Foto: Orhan Aydın
"Sanat sarhoşlarına tiyatral meze" sunmak için örgütlenen Uluslararası İstanbul Tiyatro Festivali tartışmaya açıldı. Bulunmaz Tiyatro'nun açtığı tartışmaya, Nazım Hikmet Kültür Merkezi ve Su Gösteri Sanatları Sahnesi Genel Sanat Yönetmeni Orhan Aydın da katıldı...
Orhan Aydın'ın bize yolladığı e-postayı yayımlıyoruz:
Sayın Bulunmaz,
Ekteki yazı geçtiğimiz hafta salı günü soL gazetesinde yayımlanmıştı. İçi boşaltılmış ve sürekli birilerinin ceplerinin dolması üstüne kurulu festival anlayışlarına karşı, Avrupa'daki muhalif dostlarımız boş durmuyor...
Bizde de NEDEN OLMASIN?
Neden ortak güçlü sesler oluşturacak tiyatro festivallerini örgütlemeyelim?
Sorun sistemin dayattıkları ise, "muhalif" olduğunu söyleyen bunca tiyatro ne güne duruyor?
Başlattığınız tartışmaya bir adım olması dileğiyle..
Kolaylıklar...
Orhan Aydın
***
Uluslararası İstanbul Tiyatro Festivali'ni tartışmaya açarken Bulunmaz Tiyatro'nun sunduğu metni aktarıyoruz:
Yeni bir dünya, yeni bir tiyatro, yeni bir festival!
Emperyalist dünyanın çürüdüğü, gerici tiyatronun duvara tosladığı, kapitalist festivallerin tıkandığı bir süreçte, yepyeni bir dünyanın muştusunu verecek tiyatro festivali anlayışını tartışmamız gerekiyor...
Yarışmasız, plaketsiz, ödülsüz, ödünsüz... bir tiyatro festivali üzerine düşüncesi olanlar yazabilirler...
***
Şimdi de Orhan Aydın'ın soL gazetesinde yayımlanan ve bize de yolladığı yazısını aktarıyoruz:
Festivalin bini bir para…
Orhan Aydın
17 Haziran 2008
Yaz gelince İstanbul’un orta yeri festivallere boğuluyor.
Birbiri ardı sıra bitip başlayan festivaller, izleyenlerle buluşmanın yarışındalar.
İçlerinde en yoksullaşmış ve en içi boşaltılarak hiçleştirilmiş olanı ne yazık ki Uluslararası İstanbul Tiyatro Festivali.
Zaten, “maliyeti çok yüksek ve organizasyonu zorluklar içeriyor” diyerek iki yılda bir yapılmasına karar verildiği gün, neler yaşayacağımızın da işareti olmuştu.

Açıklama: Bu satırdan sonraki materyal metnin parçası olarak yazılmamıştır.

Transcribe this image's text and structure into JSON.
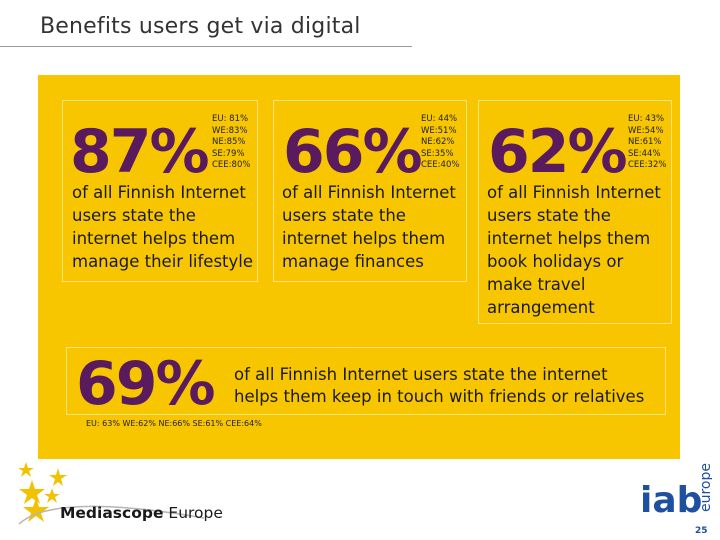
{
  "title": "Benefits users get via digital",
  "cards": [
    {
      "percent": "87%",
      "stats": [
        "EU: 81%",
        "WE:83%",
        "NE:85%",
        "SE:79%",
        "CEE:80%"
      ],
      "text": "of all Finnish Internet users state the internet helps them manage their lifestyle"
    },
    {
      "percent": "66%",
      "stats": [
        "EU: 44%",
        "WE:51%",
        "NE:62%",
        "SE:35%",
        "CEE:40%"
      ],
      "text": "of all Finnish Internet users state the internet helps them manage finances"
    },
    {
      "percent": "62%",
      "stats": [
        "EU: 43%",
        "WE:54%",
        "NE:61%",
        "SE:44%",
        "CEE:32%"
      ],
      "text": "of all Finnish Internet users state the internet helps them book holidays or make travel arrangement"
    }
  ],
  "wide_card": {
    "percent": "69%",
    "text": "of all Finnish Internet users state the internet helps them keep in touch with friends or relatives",
    "stats": "EU: 63% WE:62% NE:66% SE:61% CEE:64%"
  },
  "footer": {
    "brand_bold": "Mediascope",
    "brand_rest": " Europe",
    "iab_logo": "iab",
    "iab_sub": "europe",
    "page_number": "25"
  },
  "colors": {
    "panel": "#f7c600",
    "percent": "#5a1a5e",
    "star": "#f2c200",
    "iab_blue": "#1f4fa0"
  }
}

Ne yazık ki, bir kaçının dışında, birbirinden niteliksiz ve özensiz yerli yapımların öne çıktığı, uluslararası yapımlarınsa, “maliyeti düşük” olanlarının konuk edildiği, her haliyle göstermelik bir festival programı var ortada.
Adeta, festival yönetmenleri bir paketin içinden, “ucuz” olanları seçip önümüze sürmüş.
Oysa, tiyatro dünyasında yaşanan canlılık, tarihinde hiç olmadığı kadar renkli ve zengindir.
Bugün, hemen hemen tüm Avrupa ve Balkanlar'da seyircinin tiyatroya olan ilgisi, altın çağını yaşamaktadır.
Avrupalı sanat ve sanatçı örgütlerinin yayımladıkları ortak değerlendirme raporlarına göre, “tüm emperyalist saldırı ve kuşatmalara karşın sanat, ama özellikle tiyatro sanatı başını kaldırmıştır.”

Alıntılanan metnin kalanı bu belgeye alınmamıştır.